Wednesday, October 23, 2019

From Iceland, Germany and Britain, three amazing films

Doubtful these films will see the light of day locally but I saw them this month at Montreal’s Festival of New Cinema (Festival du Nouveau Cinema) and thought them so good they’re worth writing about.

The first film was Echo by Icelandic director Runar Runarsson. It’s like nothing I’ve quite seen before. It’s a 79-minute film containing 56 vignettes of life in largely the city of Reykjavik leading up to and through the Christmas and New Year’s season. The film opens with a scene of stationary brushes at a car wash that seem like towering tropical plants; they come to life like swamp creatures as a car moves through them. The film's scenes are totally distinct from one another and each one carries a story in itself - snippets of life. A barn burns as the owner remembers good times that took place there. A janitor gets a phone call from her estranged spouse saying he’s taking the kids away for the holidays, despite it being her turn to have them; she breaks down in tears. A piano student smilingly rehearses a piece only to be upstaged by another child. A man with dementia in a nursing home, all dressed up, cannot understand what’s taking place around him. Butchers carving carcasses break into a joyful dance. Apartment dwellers take to the courtyard to set off a stream of fireworks. The director, present after the screening, said the vignettes were a combination of documentary and staging, and we could guess which were which! The shot of a live birth was very real, however. The score, hardly Christmas kitschy, helps maintain a meditative quality as we’re engrossed in every joyous and not so joyous scene, wishing the parade of them would never end.

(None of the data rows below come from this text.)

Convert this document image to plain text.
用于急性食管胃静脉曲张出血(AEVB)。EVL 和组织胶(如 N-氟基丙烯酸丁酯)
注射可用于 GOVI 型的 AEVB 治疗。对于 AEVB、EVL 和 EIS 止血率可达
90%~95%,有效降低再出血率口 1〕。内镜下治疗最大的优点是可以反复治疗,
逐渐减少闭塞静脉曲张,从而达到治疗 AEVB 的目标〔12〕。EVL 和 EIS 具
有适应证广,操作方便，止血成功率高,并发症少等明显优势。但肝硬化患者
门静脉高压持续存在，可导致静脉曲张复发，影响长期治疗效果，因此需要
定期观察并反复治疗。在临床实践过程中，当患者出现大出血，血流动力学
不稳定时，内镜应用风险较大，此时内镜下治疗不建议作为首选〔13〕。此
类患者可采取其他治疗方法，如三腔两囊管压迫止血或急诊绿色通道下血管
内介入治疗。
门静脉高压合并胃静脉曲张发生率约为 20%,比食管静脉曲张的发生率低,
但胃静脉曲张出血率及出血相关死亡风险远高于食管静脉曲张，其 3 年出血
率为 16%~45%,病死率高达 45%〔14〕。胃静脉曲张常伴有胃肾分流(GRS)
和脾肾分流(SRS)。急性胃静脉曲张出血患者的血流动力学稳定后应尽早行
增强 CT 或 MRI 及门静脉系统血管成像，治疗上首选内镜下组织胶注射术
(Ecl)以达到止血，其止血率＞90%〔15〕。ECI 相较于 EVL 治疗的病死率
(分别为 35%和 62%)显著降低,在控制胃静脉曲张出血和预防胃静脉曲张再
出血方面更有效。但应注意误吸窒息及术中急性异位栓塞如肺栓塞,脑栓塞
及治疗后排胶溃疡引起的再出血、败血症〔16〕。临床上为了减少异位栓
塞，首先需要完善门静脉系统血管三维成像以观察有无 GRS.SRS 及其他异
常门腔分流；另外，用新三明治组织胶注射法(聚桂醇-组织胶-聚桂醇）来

The next film was System Crasher, by Nora Fingscheidt, Germany’s entry for best international film for the upcoming Oscars. It’s a portrait of Benni, a nine-year-old girl who was traumatized and has become an enfant terrible. Her mother refuses to take her in and the child welfare system can’t find a suitable home for her behavioral problems. The title comes from the fact the child can’t be placed in any proper facility. Benni is smart, witty but has an unpredictable temper and the smallest thing, from a look to a laugh from another person, can set her off in a violent torrent. A girl in her class mocks her trying to read a poem, Benni swiftly takes the girl’s head and bashes it into the desk. Benni must travel with an adult escort (Albrecht Schurch), a working-class guy who seems to make a breakthrough with her when social workers can’t. Fingscheidt took seven years to make this film and comprehensively studied the child welfare system; Benni is a composite of several problem children she encountered. What’s astonishing is that this film is not a documentary but drama, and Benni is played by child actor Helena Zengel, so good she’s now working in a film with Tom Hanks.

The third film was the British film Bait by Mark Jenkin. Wow, is this terrific! Totally unexpected, the film is shot in 16 mm black and white with a scratchy overlay, as though it was a film made decades ago and just found in an old beat-up trunk. As well, the shots are almost all close up or oblique, where we just catch a partial view, sometimes at an angle, of the subject matter – wine and cheese being deposited in a fridge, a fishing bucket dropped on a pier, bits of rope, the eyes and cheeks of a strained face. The story pits a vanishing breed of Cornish fishermen against upscale urban tourists (complete with Land Rover), who’ve bought up houses and rent them out for charming seaside idylls. Class conflict ensues between the two groups, all captured by bits of speech, grunts, and facial expressions. Jenkin provides no resolution to the clash though the film depicts the seething contempt under the surface of people whose way of life is threatened.